Huit nuits et deux douzaines d’orthographes
CH, H, KH… ou est-ce que ça change quelque chose?
Vous êtes perplexe sur la façon de souhaiter de joyeuses fêtes à vos amis et collègues juifs cette saison? Vous n’êtes pas seul. L’Oxford English Dictionary répertorie 25 orthographes différentes pour nommer la fête de huit jours à venir, célébrée par les communautés juives partout dans le monde — et encore plus si l’on inclut le français — chacune avec un nombre variable de C, de H et de K (ma préférence personnelle est « Channukah ». L’article UnscrIPted de l’an dernier utilisait « Hanukkah »).
Et si ce mot était une marque de commerce?
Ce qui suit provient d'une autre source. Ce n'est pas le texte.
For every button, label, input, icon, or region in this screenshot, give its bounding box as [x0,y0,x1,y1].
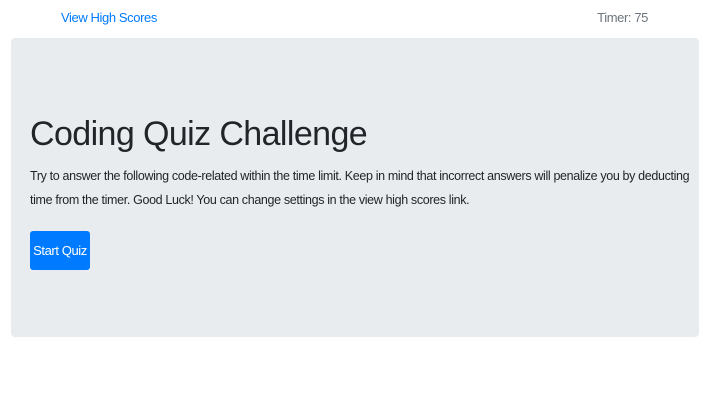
page-title: Coding Quiz Challenge [30,115,368,153]
quiz-intro-panel: Coding Quiz Challenge Try to answer the … [11,38,699,337]
quiz-description: Try to answer the following code-related… [30,169,690,207]
start-quiz-button[interactable]: Start Quiz [30,231,90,270]
timer-display: Timer: 75 [597,10,648,25]
top-bar: View High Scores Timer: 75 [0,0,720,38]
view-high-scores-link[interactable]: View High Scores [61,10,157,25]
Est-ce que ces variantes importeraient?
L’essence de la protection d’une marque réside dans son pouvoir distinctif. L’utilisation d’une marque dans une forme différente de celle enregistrée risque de la rendre vulnérable à une radiation pour non-usage. Des variations peuvent être tolérées, mais uniquement dans la mesure où les caractéristiques dominantes demeurent les mêmes et où les différences sont si minimes qu’elles ne risquent pas d’induire en erreur un consommateur non averti. Entre parties, l’utilisation de marques orthographiées ou prononcées de manière similaire peut créer de la confusion chez les consommateurs, et peut même être considérée comme un « usage » d’une marque donnant lieu à une réclamation pour dépréciation de l’achalandage.
Une partie de la confusion entourant l’orthographe du nom de la fête vient du fait qu’il ne s’agit pas d’un mot anglais (il s’agit plutôt d’un mot hébreu signifiant « dédicace » — ici, du Temple de Jérusalem), et que l’anglais est notoirement complexe lorsqu’il s’agit de phonétique (une partie de « Go Ghoti », ça tente quelqu’un?).
Mais la phonétique compte lorsqu’il s’agit de marques de commerce.
Une marque peut être clairement descriptive, et donc non enregistrable, lorsqu’elle est considérée à l’oral. La confusion peut survenir selon la manière dont les marques sont prononcées. Dans un cas notable, la Commission des oppositions des marques de commerce a conclu à un risque de confusion entre les marques STARBUCKS et SINZIBUCK en partie parce que, bien qu’« elles soient différentes lorsqu’on les considère sous leur forme anglaise, [elles] peuvent être perçues comme étant plus semblables par ceux qui sont familiers avec le cantonais et/ou le mandarin » (Starbucks Corporation c. David Silverthorne, 2018 COMC 53, par. 47). Même la Cour suprême a reconnu qu’il ne constitue pas une défense, dans une réclamation pour dépréciation de l’achalandage, de dire que la marque du défendeur est orthographiée différemment : « Si un observateur occasionnel reconnaîtrait la marque utilisée par les intimés comme celle de l’appelante (comme ce serait le cas si Kleenex était écrit Klenex), l’utilisation d’une [marque] mal orthographiée suffirait [pour établir l’élément d’“usage” dans une réclamation pour dépréciation de l’achalandage] » (Veuve Clicquot Ponsardin c. Boutiques Cliquot Ltée, 2006 CSC 23, par. 48).
Ainsi, que votre souhait se lise « Joyeux Channuka », « Hannoukah » ou « Khanukkah » (ou même « Chag Samayach »), tant que les différences sont si peu importantes qu’elles ne risquent pas d’induire le destinataire en erreur, il devrait être chaleureusement reçu.